Trimming out primer sequences in the middle of reads
2
0
Entering edit mode
4.9 years ago

Hi!

I have PacBio reads that need to be assembled. These reads have Illumina primers at the both ends as well as in the middle. The problem is that the primer sequences vary and standard trimming cannot remove all the primers in the reads. My lab wants the assembled genome with the best quality, so I might have to write a script to detect the primers in the middle. I am currently thinking that I might want to remove sequences that are 80 ~ 100% similar to the primer sequences. But I am worried that this would also get rid of some informative sequences of the genome.

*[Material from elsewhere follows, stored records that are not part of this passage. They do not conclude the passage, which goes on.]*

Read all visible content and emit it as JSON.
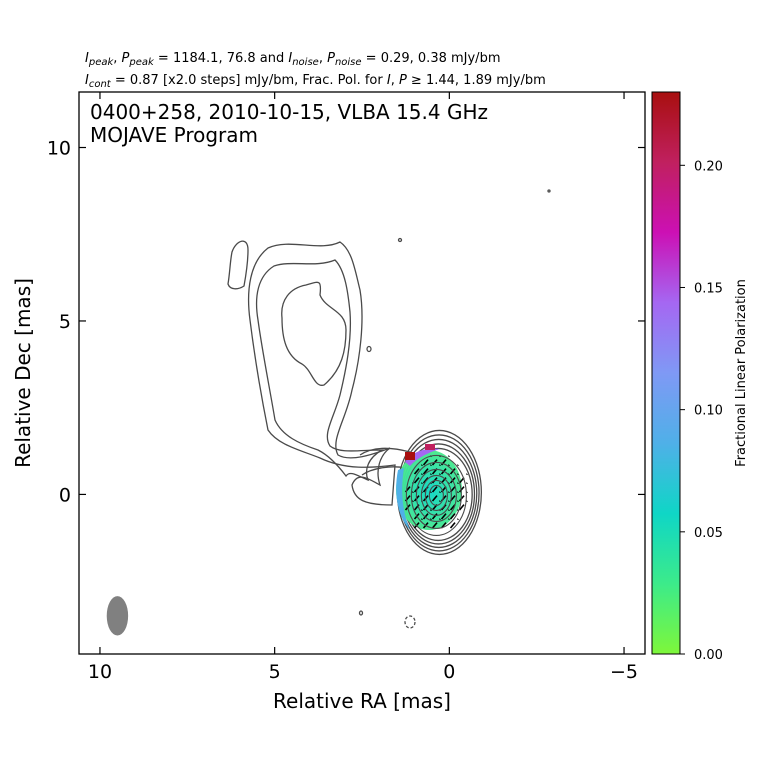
{
  "header": {
    "line1": "I_peak, P_peak = 1184.1, 76.8 and I_noise, P_noise = 0.29, 0.38 mJy/bm",
    "line1_parts": {
      "i_peak": "I",
      "i_peak_sub": "peak",
      "p_peak": "P",
      "p_peak_sub": "peak",
      "values_peak": " = 1184.1, 76.8 and ",
      "i_noise": "I",
      "i_noise_sub": "noise",
      "p_noise": "P",
      "p_noise_sub": "noise",
      "values_noise": " = 0.29, 0.38 mJy/bm"
    },
    "line2": "I_cont = 0.87 [x2.0 steps] mJy/bm, Frac. Pol. for I, P ≥ 1.44, 1.89 mJy/bm",
    "line2_parts": {
      "i_cont": "I",
      "i_cont_sub": "cont",
      "cont_text": " = 0.87 [x2.0 steps] mJy/bm, Frac. Pol. for ",
      "i": "I",
      "sep": ", ",
      "p": "P",
      "ge": " ≥ ",
      "thresholds": "1.44, 1.89 mJy/bm"
    }
  },
  "chart_data": {
    "type": "contour",
    "title_line1": "0400+258, 2010-10-15, VLBA 15.4 GHz",
    "title_line2": "MOJAVE Program",
    "xlabel": "Relative RA [mas]",
    "ylabel": "Relative Dec [mas]",
    "xlim": [
      10.6,
      -5.6
    ],
    "ylim": [
      -4.6,
      11.6
    ],
    "xticks": [
      10,
      5,
      0,
      -5
    ],
    "xtick_labels": [
      "10",
      "5",
      "0",
      "−5"
    ],
    "yticks": [
      0,
      5,
      10
    ],
    "ytick_labels": [
      "0",
      "5",
      "10"
    ],
    "core_position": [
      0.4,
      0.0
    ],
    "beam": {
      "ra": 9.5,
      "dec": -3.5,
      "major_mas": 1.05,
      "minor_mas": 0.55
    },
    "colorbar": {
      "label": "Fractional Linear Polarization",
      "range": [
        0.0,
        0.23
      ],
      "ticks": [
        0.0,
        0.05,
        0.1,
        0.15,
        0.2
      ],
      "tick_labels": [
        "0.00",
        "0.05",
        "0.10",
        "0.15",
        "0.20"
      ],
      "colors": [
        "#7ef73a",
        "#3ceb8a",
        "#0fd6c6",
        "#4fb0e8",
        "#7f99f5",
        "#a567f2",
        "#cc10b4",
        "#c0205f",
        "#a80f0f"
      ]
    },
    "contour_color": "#4a4a4a",
    "grid": false
  }
}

How do you guys deal with such situations?

genome • 3.3k views
2
Entering edit mode
4.9 years ago

I wrote a tool for removing internal PacBio adapter sequences, in the BBMap package:

removesmartbell in=reads.fq out=clean.fq split=t adapter=ATCTCTCTCTTTTCCTCCTCCTCCGTTGTTGTTGTTGAGAGAGAT


By default it uses the standard PacBio SmartBell adapters, but you can specify an Illumina adapter in this case. It uses indel-aware alignment designed to model PacBio's error rates of indels and substitutions, and has a very low false-positive rate. I don't remember the exact rate but I think it was around 1 in 5 megabases of PacBio sequence, or something like that. So it should not cause any problems downstream.

0
Entering edit mode

Hello, does your script also remove the reverse complement? Do I find it within the BBmap scripts?

1
Entering edit mode

You can include the RC sequence in adapter file or command line above.

removesmartbell in=reads.fq out=clean.fq split=t adapter=ATCTCTCTCTTTTCCTCCTCCTCCGTTGTTGTTGTTGAGAGAGAT,RC_Sequence

1
Entering edit mode
4.9 years ago

If the adapter sequence you give in input is long enough, say > 15 nt, it's unlikely you will throw away informative sequence (roughly speaking, of course).